Spannung um die "amerikanische" Ebene

Im Zivilbereich ist wohl die "amerikanische" Ebene am spektakulärsten: Neben den Klagen von Angehörigen der in Kaprun ums Leben gekommenen US-Bürger vor dem für den südlichen Bereich von New York zuständigen Gericht haben sich letzten Meldungen zufolge 116 Angehörige von nichtamerikanischen Opfern einer Sammelklage angeschlossen - im Wege einer so genannten "optin"-Klage und nur für Haftungsfragen. Bis 23. Jänner war ein derartiger Anschluss im Wege einer persönlichen Meldung beim New Yorker Gericht möglich.

Federführend bei der Klage in den USA ist der auf Katastrophen-Fälle spezialisierte Ed Fagan. Der Kern der Zivilklagen geht in die Richtung, dass es Fehler am Zug und am Tunnel in Kaprun gegeben habe, für die diverse Firmen und Unternehmen verantwortlich seien. Die erste Hürde war die Frage, ob das New Yorker Gericht überhaupt zuständig ist: Dafür entscheidend ist eine Geschäftstätigkeit der jeweiligen Firmen in den USA. Richterin Shira A. Scheindlin hat sich für die Unternehmen Siemens Deutschland und USA, nicht aber für Siemens Österreich zuständig erklärt (Letzteres ist nicht endgültig geklärt); weiters für Bosch Rexroth Deutschland und USA, Waagner-Biro Binder AG und Binder & Co AG sowie für Omniglow.
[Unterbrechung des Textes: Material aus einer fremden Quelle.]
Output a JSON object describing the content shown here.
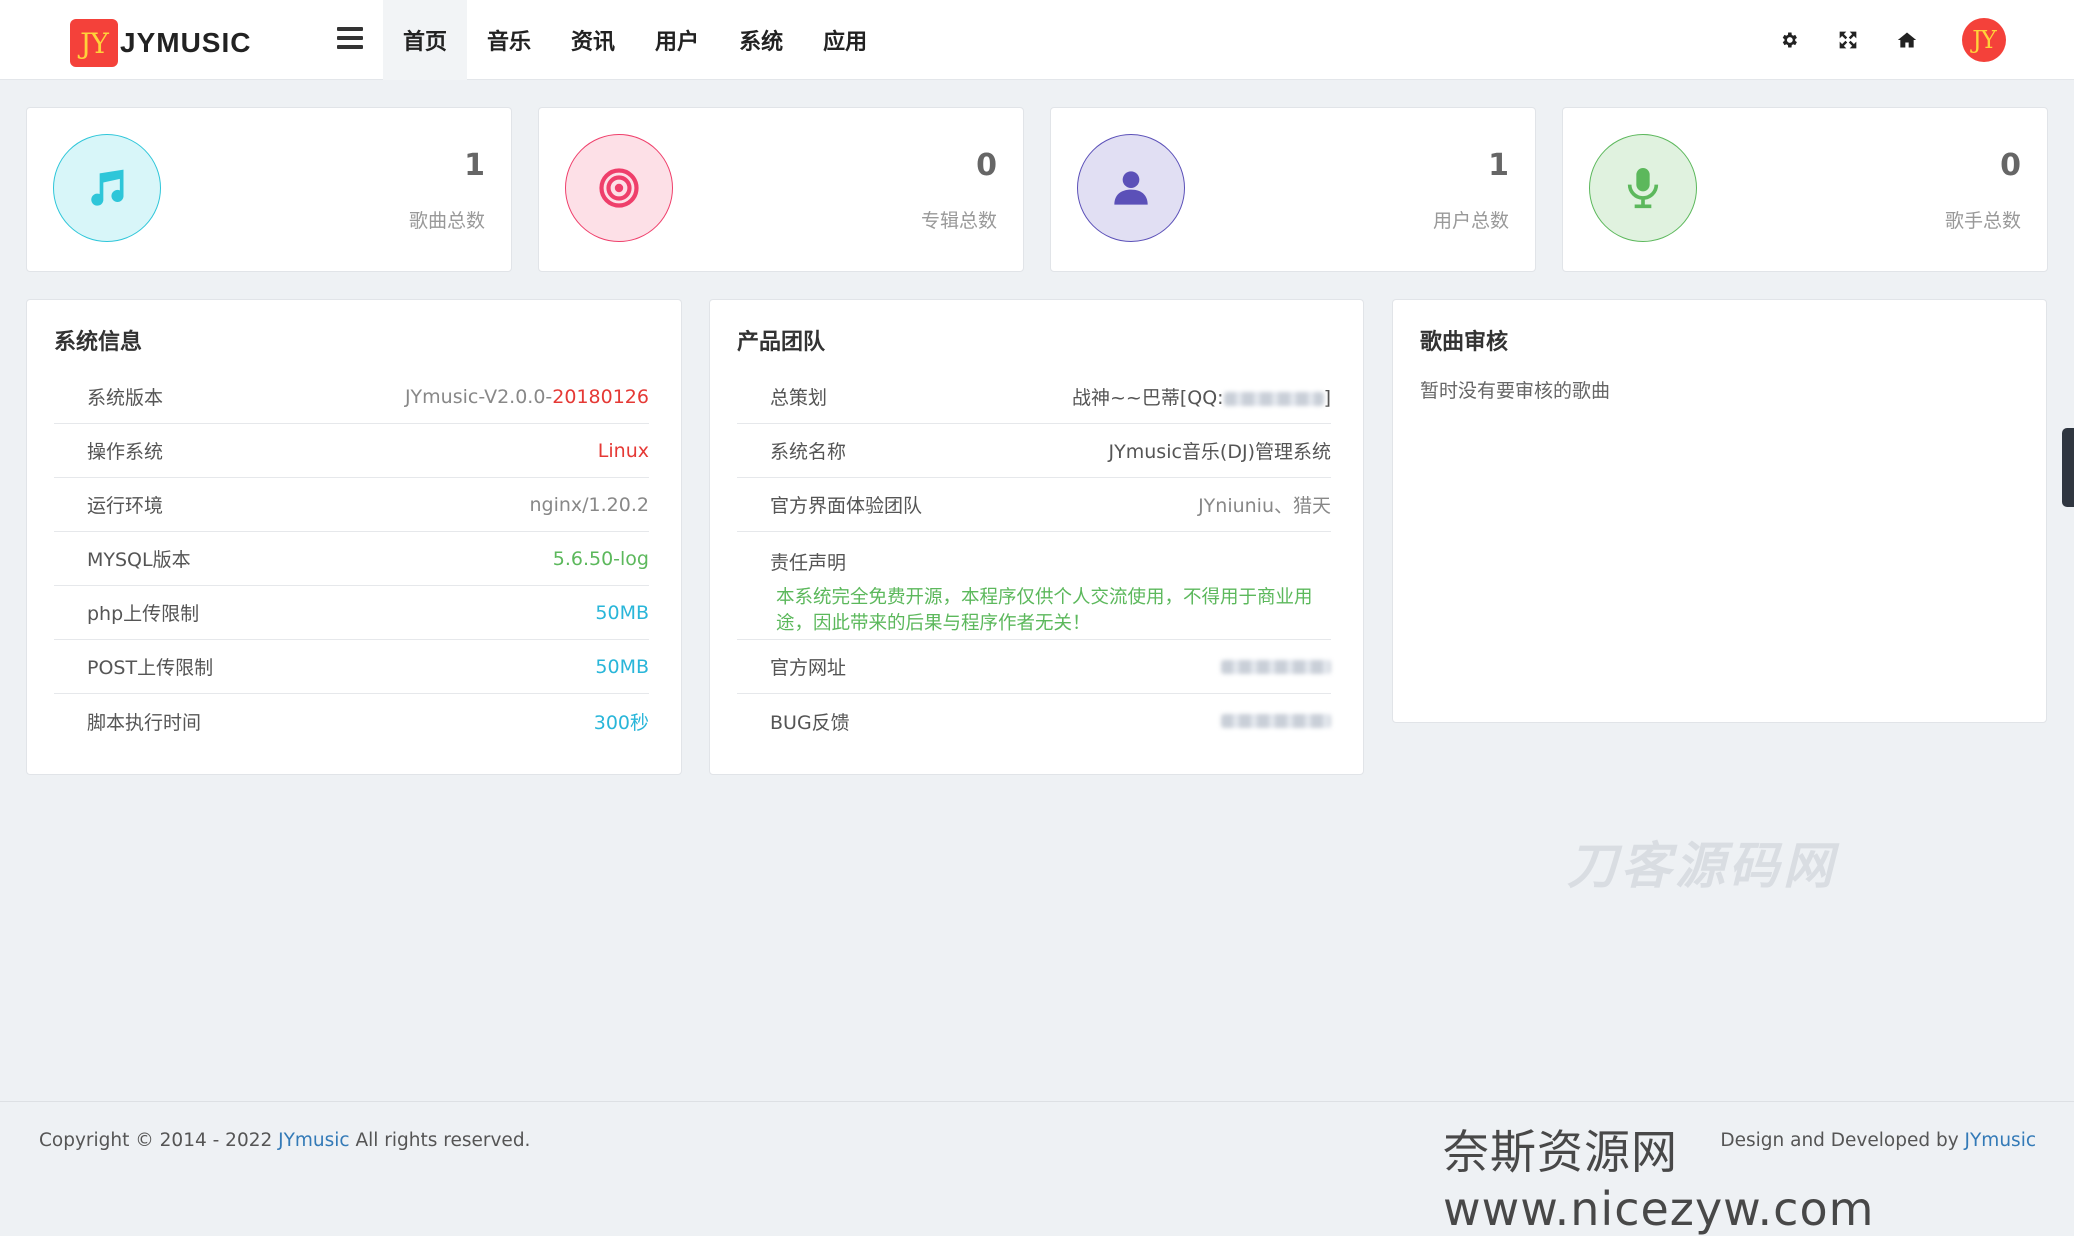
{
  "brand": {
    "badge": "JY",
    "name": "JYMUSIC"
  },
  "nav": {
    "items": [
      {
        "label": "首页",
        "active": true
      },
      {
        "label": "音乐",
        "active": false
      },
      {
        "label": "资讯",
        "active": false
      },
      {
        "label": "用户",
        "active": false
      },
      {
        "label": "系统",
        "active": false
      },
      {
        "label": "应用",
        "active": false
      }
    ]
  },
  "toolbar": {
    "icons": [
      "gear-icon",
      "fullscreen-icon",
      "home-icon"
    ],
    "avatar": "JY"
  },
  "stats": [
    {
      "value": "1",
      "label": "歌曲总数",
      "icon": "music-note-icon",
      "color": "#2ec6d9",
      "bg": "#d8f6f9"
    },
    {
      "value": "0",
      "label": "专辑总数",
      "icon": "target-icon",
      "color": "#ef3f6b",
      "bg": "#fde0e7"
    },
    {
      "value": "1",
      "label": "用户总数",
      "icon": "user-icon",
      "color": "#5b50b8",
      "bg": "#e1dff3"
    },
    {
      "value": "0",
      "label": "歌手总数",
      "icon": "microphone-icon",
      "color": "#5cb85c",
      "bg": "#e0f2df"
    }
  ],
  "system_info": {
    "title": "系统信息",
    "version_label": "系统版本",
    "version_prefix": "JYmusic-V2.0.0-",
    "version_date": "20180126",
    "os_label": "操作系统",
    "os_value": "Linux",
    "env_label": "运行环境",
    "env_value": "nginx/1.20.2",
    "mysql_label": "MYSQL版本",
    "mysql_value": "5.6.50-log",
    "php_label": "php上传限制",
    "php_value": "50MB",
    "post_label": "POST上传限制",
    "post_value": "50MB",
    "exec_label": "脚本执行时间",
    "exec_value": "300秒"
  },
  "team": {
    "title": "产品团队",
    "planner_label": "总策划",
    "planner_value_prefix": "战神~~巴蒂[QQ:",
    "planner_value_suffix": "]",
    "name_label": "系统名称",
    "name_value": "JYmusic音乐(DJ)管理系统",
    "ui_label": "官方界面体验团队",
    "ui_value": "JYniuniu、猎天",
    "disclaimer_label": "责任声明",
    "disclaimer_text": "本系统完全免费开源，本程序仅供个人交流使用，不得用于商业用途，因此带来的后果与程序作者无关！",
    "site_label": "官方网址",
    "bug_label": "BUG反馈"
  },
  "review": {
    "title": "歌曲审核",
    "empty_text": "暂时没有要审核的歌曲"
  },
  "watermark": {
    "center": "刀客源码网",
    "footer": "奈斯资源网www.nicezyw.com"
  },
  "footer": {
    "copyright_prefix": "Copyright © 2014 - 2022 ",
    "copyright_link": "JYmusic",
    "copyright_suffix": " All rights reserved.",
    "credit_prefix": "Design and Developed by ",
    "credit_link": "JYmusic"
  }
}
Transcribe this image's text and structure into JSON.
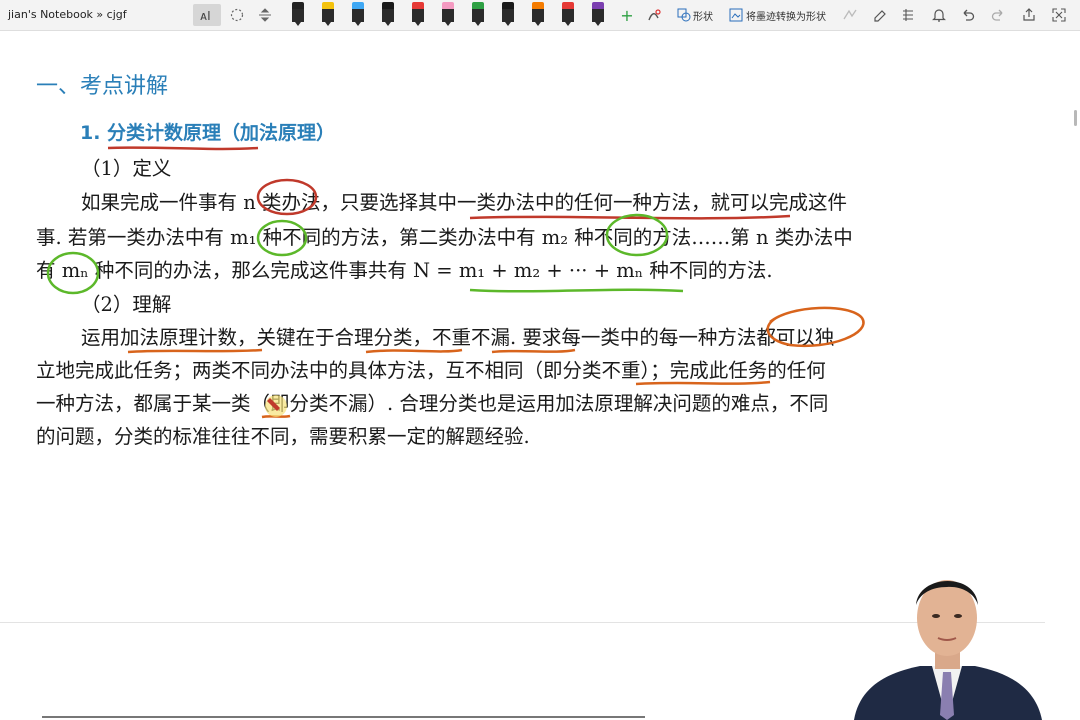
{
  "window": {
    "breadcrumb": "jian's Notebook » cjgf"
  },
  "toolbar": {
    "shape_label": "形状",
    "ink_to_shape_label": "将墨迹转换为形状",
    "pen_colors": [
      "#222222",
      "#f4c20d",
      "#3fa8f4",
      "#1a1a1a",
      "#e53935",
      "#f49ac1",
      "#2ea043",
      "#1a1a1a",
      "#f57c00",
      "#e53935",
      "#7b3fb0"
    ]
  },
  "document": {
    "heading1": "一、考点讲解",
    "heading2": "1.  分类计数原理（加法原理）",
    "def_title": "（1）定义",
    "def_lines": [
      "如果完成一件事有 n 类办法，只要选择其中一类办法中的任何一种方法，就可以完成这件",
      "事. 若第一类办法中有 m₁ 种不同的方法，第二类办法中有 m₂ 种不同的方法……第 n 类办法中",
      "有 mₙ 种不同的办法，那么完成这件事共有 N = m₁ + m₂ + ··· + mₙ 种不同的方法."
    ],
    "und_title": "（2）理解",
    "und_lines": [
      "运用加法原理计数，关键在于合理分类，不重不漏. 要求每一类中的每一种方法都可以独",
      "立地完成此任务；两类不同办法中的具体方法，互不相同（即分类不重）；完成此任务的任何",
      "一种方法，都属于某一类（即分类不漏）. 合理分类也是运用加法原理解决问题的难点，不同",
      "的问题，分类的标准往往不同，需要积累一定的解题经验."
    ]
  },
  "colors": {
    "heading": "#2a7fb8",
    "ink_red": "#c0392b",
    "ink_green": "#5cb82a",
    "ink_orange": "#d8641c"
  }
}
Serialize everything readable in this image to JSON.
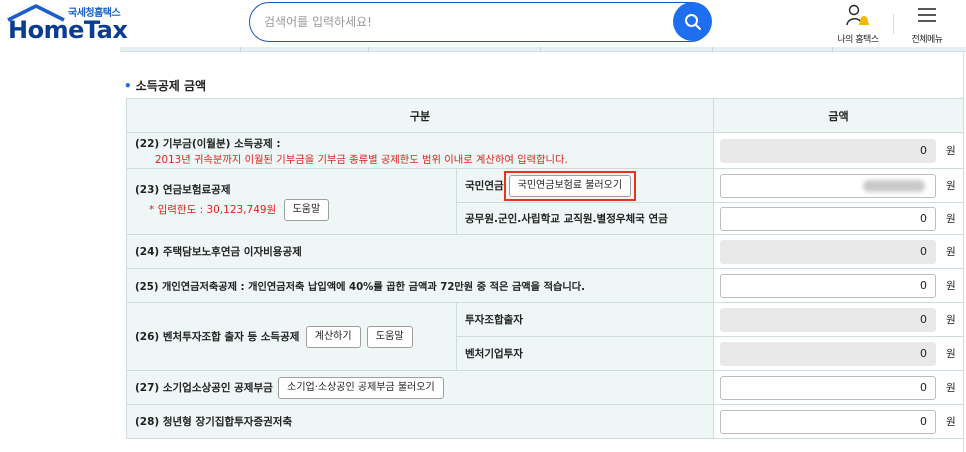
{
  "header": {
    "logo_sub": "국세청홈택스",
    "logo_main": "HomeTax",
    "search_placeholder": "검색어를 입력하세요!",
    "my_hometax_label": "나의 홈택스",
    "all_menu_label": "전체메뉴",
    "colors": {
      "brand": "#0a3d8f",
      "search_button": "#1e6ff0",
      "alert_bell": "#f5b800"
    }
  },
  "section": {
    "title": "소득공제 금액"
  },
  "table": {
    "headers": {
      "category": "구분",
      "amount": "금액"
    },
    "currency_unit": "원",
    "rows": {
      "r22": {
        "label": "(22) 기부금(이월분) 소득공제 :",
        "note": "2013년 귀속분까지 이월된 기부금을 기부금 종류별 공제한도 범위 이내로 계산하여 입력합니다.",
        "value": "0"
      },
      "r23": {
        "label": "(23) 연금보험료공제",
        "limit": "* 입력한도 : 30,123,749원",
        "help_button": "도움말",
        "sub1": {
          "label": "국민연금",
          "button": "국민연금보험료 불러오기",
          "value": ""
        },
        "sub2": {
          "label": "공무원.군인.사립학교 교직원.별정우체국 연금",
          "value": "0"
        }
      },
      "r24": {
        "label": "(24) 주택담보노후연금 이자비용공제",
        "value": "0"
      },
      "r25": {
        "label": "(25) 개인연금저축공제 : 개인연금저축 납입액에 40%를 곱한 금액과 72만원 중 적은 금액을 적습니다.",
        "value": "0"
      },
      "r26": {
        "label": "(26) 벤처투자조합 출자 등 소득공제",
        "calc_button": "계산하기",
        "help_button": "도움말",
        "sub1": {
          "label": "투자조합출자",
          "value": "0"
        },
        "sub2": {
          "label": "벤처기업투자",
          "value": "0"
        }
      },
      "r27": {
        "label": "(27) 소기업소상공인 공제부금",
        "button": "소기업·소상공인 공제부금 불러오기",
        "value": "0"
      },
      "r28": {
        "label": "(28) 청년형 장기집합투자증권저축",
        "value": "0"
      }
    }
  }
}
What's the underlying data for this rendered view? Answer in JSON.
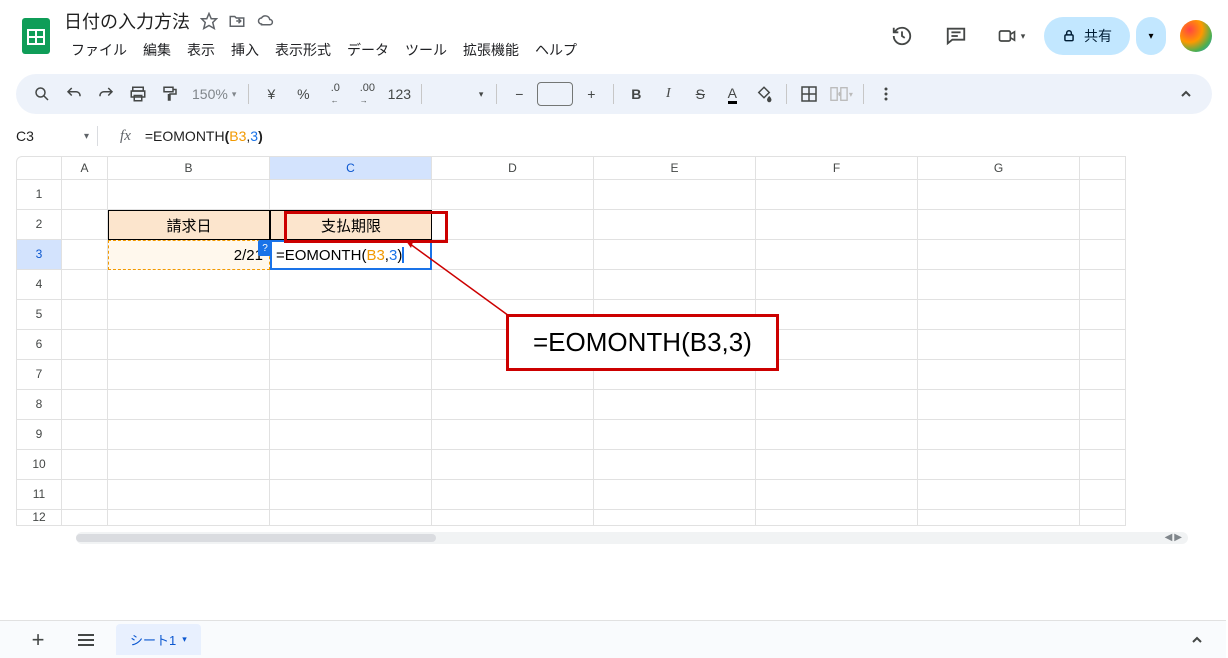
{
  "doc": {
    "title": "日付の入力方法"
  },
  "menu": {
    "file": "ファイル",
    "edit": "編集",
    "view": "表示",
    "insert": "挿入",
    "format": "表示形式",
    "data": "データ",
    "tools": "ツール",
    "extensions": "拡張機能",
    "help": "ヘルプ"
  },
  "share": {
    "label": "共有"
  },
  "toolbar": {
    "zoom": "150%",
    "currency": "¥",
    "percent": "%",
    "dec_dec": ".0",
    "dec_inc": ".00",
    "numfmt": "123"
  },
  "namebox": {
    "value": "C3"
  },
  "formula": {
    "prefix": "=EOMONTH",
    "open": "(",
    "ref": "B3",
    "comma": ",",
    "num": "3",
    "close": ")"
  },
  "columns": {
    "a": "A",
    "b": "B",
    "c": "C",
    "d": "D",
    "e": "E",
    "f": "F",
    "g": "G"
  },
  "rows": {
    "r1": "1",
    "r2": "2",
    "r3": "3",
    "r4": "4",
    "r5": "5",
    "r6": "6",
    "r7": "7",
    "r8": "8",
    "r9": "9",
    "r10": "10",
    "r11": "11",
    "r12": "12"
  },
  "cells": {
    "b2": "請求日",
    "c2": "支払期限",
    "b3": "2/21",
    "c3_prefix": "=EOMONTH",
    "c3_open": "(",
    "c3_ref": "B3",
    "c3_comma": ",",
    "c3_num": "3",
    "c3_close": ")",
    "help": "?"
  },
  "annotation": {
    "text": "=EOMONTH(B3,3)"
  },
  "tabs": {
    "sheet1": "シート1"
  }
}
Abgelehnt wurde eine Zuständigkeit für die Öst. Elektrizitätswirtschafts-AG, für den Verbund, die Beton- und Monierbau, für Thyssen Schachtbau GmBH und für die Gletscherbahnen Kaprun AG. Fünf Klagen wurden zurückgezogen.

Mit den zivilen Ansprüchen in Österreich sind zehn Bezirksrichter befasst, die aber die Verfahren bis zur Rechtskraft des Urteils im Strafprozess ausgesetzt haben. Dort haben rund 300 Privatbeteiligte Schadenersatzforderungen über insgesamt 23,8 Mill. Euro eingebracht (u. a. Schmerzengeld, Begräbniskosten, Unterhalt, Pensionsansprüche), die aber von den Beschuldigten nicht anerkannt werden. Es läge am Richter, hier bei allfälligen Schuldsprüchen Beträge zuzuerkennen oder/und auf den Zivilrechtsweg zu verweisen.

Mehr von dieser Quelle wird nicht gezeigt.